All thirteen episodes were released on DVD on February 25, 2006. The series was later re-compiled and released as several discounted volumes: "Abunai Hōkago" and "Ōji-sama no Mitsu no Aji" were released as vol. 1 on October 27, 2006; "Ubatte Darling" and "Furachi na Kyōshi" were released as vol. 2; and "Kiken na Sankaku Kankei" and "Kiss Kiss Kiss" were released as vol. 3 on November 24, 2006. Natsu and Taichi's story arc was compiled as vol. 4 under the subtitle Taichi & Natsu and released on December 15, 2006.

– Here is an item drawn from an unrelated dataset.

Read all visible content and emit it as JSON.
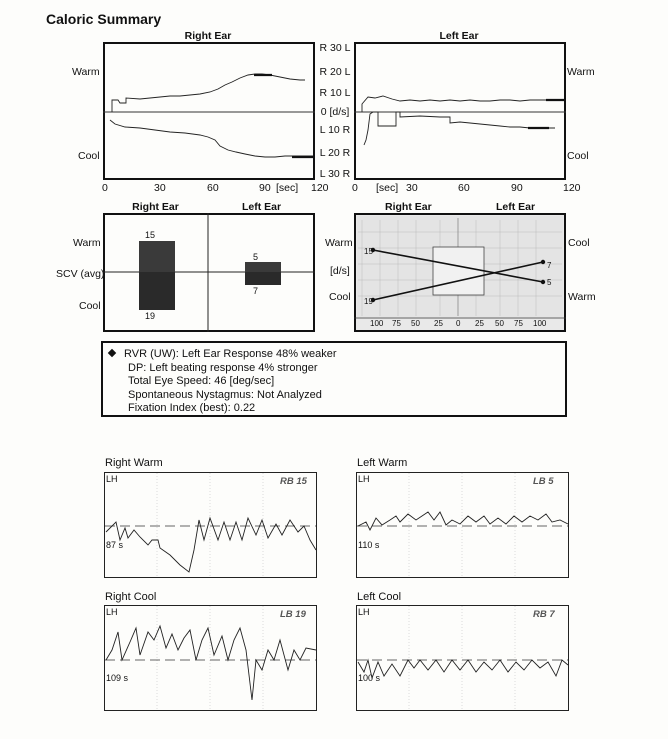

| No. | Title | Directed by | Written by | Original release date |
| 1 | "Episode 1" Transliteration: "Dai-ichi-wa" (Japanese: 第1話) | Unknown | Unknown | October 3, 2005 |
| 2 | "Episode 2" Transliteration: "Dai-ni-wa" (Japanese: 第2話) | Unknown | Unknown | October 10, 2005 |
| 3 | "Episode 3" Transliteration: "Dai-san-wa" (Japanese: 第3話) | Unknown | Unknown | October 17, 2005 |
| 4 | "Episode 4" Transliteration: "Dai-yon-wa" (Japanese: 第4話) | Unknown | Unknown | October 24, 2005 |
| 5 | "Episode 5" Transliteration: "Dai-go-wa" (Japanese: 第5話) | Unknown | Unknown | October 31, 2005 |
| 6 | "Episode 6" Transliteration: "Dai-roku-wa" (Japanese: 第6話) | Unknown | Unknown | November 7, 2005 |
| 7 | "Episode 7" Transliteration: "Dai-nana-wa" (Japanese: 第7話) | Unknown | Unknown | November 14, 2005 |
| 8 | "Episode 8" Transliteration: "Dai-hachi-wa" (Japanese: 第8話) | Unknown | Unknown | November 21, 2005 |
Nao Matsuda makes a romantic date with her childhood boyfriend Miriwo Kinoshita. She makes whiskey bonbons, unbeknownst to Miriwo, who eats several and becomes seductive.
| 9 | "Episode 9" Transliteration: "Dai-kyū-wa" (Japanese: 第9話) | Unknown | Unknown | November 28, 2005 |
Tsukasa Kirinoin becomes infatuated with Taichi and Natsu, and grows jealous of their relationship. When he forces Taichi onto a bed and kisses him, he is discovered by Taichi's and Natsu's friend, Hikaru.
| 10 | "Episode 10" Transliteration: "Dai-jū-wa" (Japanese: 第9話) | Unknown | Unknown | December 5, 2005 |
With the threat of Kirinoin killing his hamster Angelina, Hikaru refuses to intervene with Kirinoin's plans. While trying to crush Natsu's self-esteem to bring her to him, Kirinoin calls her relationship with Taichi "beautifully fragile." As his obsession reaches its peak, he kidnaps Taichi and Natsu. Finding the hamster Angelina safe, Hikaru reaches the decision to save his friends.
| 11 | "Episode 11" Transliteration: "Dai-jūichi-wa" (Japanese: 第11話) | Unknown | Unknown | December 12, 2005 |
Madoka Mizue is the art club's sadistic president, and when underclassmen Daisuke Yuki joins, she can't help but tease him.
| 12 | "Episode 12" Transliteration: "Dai-jūni-wa" (Japanese: 第12話) | Unknown | Unknown | December 19, 2005 |
Chizuru Kanno has a crush on her classmate Maki Nakajō, who constantly ignores her. She happens upon Senri Nakajō, Maki's older brother, who is a devil with an angel's face. Lustful for Senri, she tries to remember her love for Maki.
| 13 | "Episode 13" Transliteration: "Dai-jūsan-wa" (Japanese: 第13話) | Unknown | Unknown | December 26, 2005 |
Taichi decides to go to an inn operated by a relative of Chikubushima with four others guys, including Yakkun and Goro, who negatively influence him. Meanwhile, Natsu's grades are falling and she feels as though she should give up if she did poorly on her final. While walking, she meets Yuinoka, who people believe is mentally unstable. The two become more acquainted as they walk around town.